Pour la première fois depuis l'accident minier, la police est intervenue à coups de gaz lacrymogène, de canons à eau et de balles en caoutchouc contre une foule endeuillée, qui ripostait en jetant des projectiles.

Au moins cinq personnes, dont deux policiers, ont été blessés.
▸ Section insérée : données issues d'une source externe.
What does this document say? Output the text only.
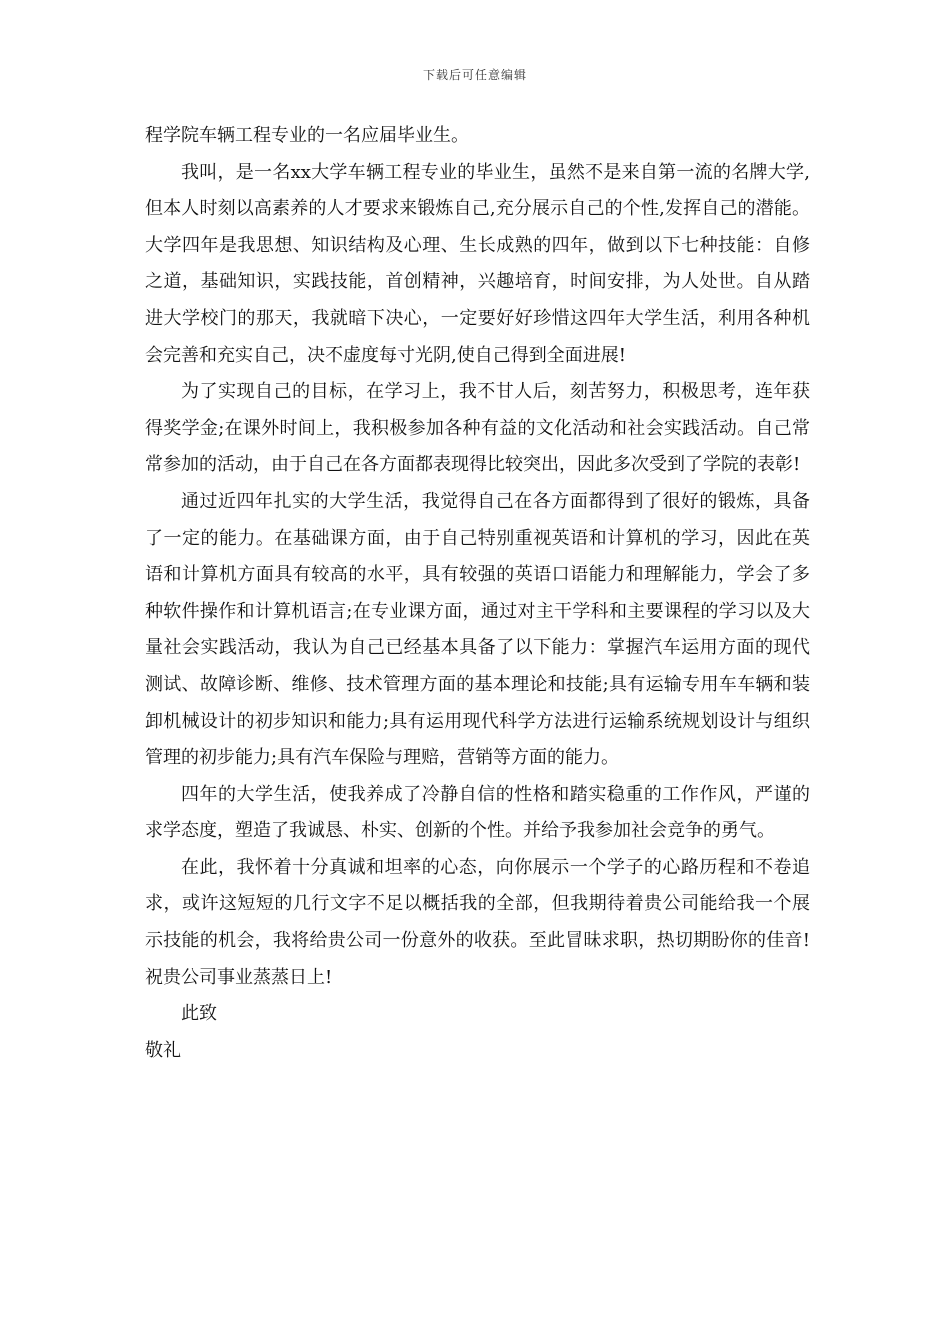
下载后可任意编辑

程学院车辆工程专业的一名应届毕业生。

我叫，是一名xx大学车辆工程专业的毕业生，虽然不是来自第一流的名牌大学,但本人时刻以高素养的人才要求来锻炼自己,充分展示自己的个性,发挥自己的潜能。大学四年是我思想、知识结构及心理、生长成熟的四年，做到以下七种技能：自修之道，基础知识，实践技能，首创精神，兴趣培育，时间安排，为人处世。自从踏进大学校门的那天，我就暗下决心，一定要好好珍惜这四年大学生活，利用各种机会完善和充实自己，决不虚度每寸光阴,使自己得到全面进展!

为了实现自己的目标，在学习上，我不甘人后，刻苦努力，积极思考，连年获得奖学金;在课外时间上，我积极参加各种有益的文化活动和社会实践活动。自己常常参加的活动，由于自己在各方面都表现得比较突出，因此多次受到了学院的表彰!

通过近四年扎实的大学生活，我觉得自己在各方面都得到了很好的锻炼，具备了一定的能力。在基础课方面，由于自己特别重视英语和计算机的学习，因此在英语和计算机方面具有较高的水平，具有较强的英语口语能力和理解能力，学会了多种软件操作和计算机语言;在专业课方面，通过对主干学科和主要课程的学习以及大量社会实践活动，我认为自己已经基本具备了以下能力：掌握汽车运用方面的现代测试、故障诊断、维修、技术管理方面的基本理论和技能;具有运输专用车车辆和装卸机械设计的初步知识和能力;具有运用现代科学方法进行运输系统规划设计与组织管理的初步能力;具有汽车保险与理赔，营销等方面的能力。

四年的大学生活，使我养成了冷静自信的性格和踏实稳重的工作作风，严谨的求学态度，塑造了我诚恳、朴实、创新的个性。并给予我参加社会竞争的勇气。

在此，我怀着十分真诚和坦率的心态，向你展示一个学子的心路历程和不卷追求，或许这短短的几行文字不足以概括我的全部，但我期待着贵公司能给我一个展示技能的机会，我将给贵公司一份意外的收获。至此冒昧求职，热切期盼你的佳音!祝贵公司事业蒸蒸日上!

此致

敬礼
Plusieurs manifestants ont été interpellés.

"Vous allez vous en prendre aux mineurs de ce pays ?", "vous voulez une guerre ?", hurle, hors de lui, un manifestant tandis que plusieurs autres appellent les policiers à les rejoindre.

L'émotion suscitée par la mort de près de 300 mineurs, dans cette catastrophe industrielle, s'est rapidement muée en fronde contre le Premier ministre Recep Tayyip Erdogan et le gouvernement islamo-conservateur de l'AKP.

"Si c'était arrivé dans un pays européen, le gouvernement aurait démissionné mais eux nous prennent pour des moutons !", lance Eyyüp Gülmez, mineur à la retraite, au commissaire de police venu appeler à la dispersion.

"Ce n'est pas un coup du destin, c'est un meurtre", renchérit Burhan Celik, 23 ans, en réponse au discours du Premier ministre Recep Tayyip Erdogan qui a invoqué la fatalité, lors de sa visite à Soma mercredi.

Il y a trois semaines, une proposition de loi déposée au Parlement et visant à instaurer une commission de contrôle des mines du pays a été rejetée par les députés de l'AKP.

Plusieurs milliers de personnes ont manifesté jeudi à Istanbul, Ankara et Izmir, où la police a fait usage de gaz lacrymogène pour disperser la foule.

A moins de deux semaines de l'anniversaire de la contestation du parc Gezi, le moindre rassemblement est très vite réprimé.

A chaque appel à manifester aux abords de la place Taksim, les forces de l'ordre, en surnombre, mettent en place des barrages dans toute la ville pour empêcher les contestataires de se rejoindre.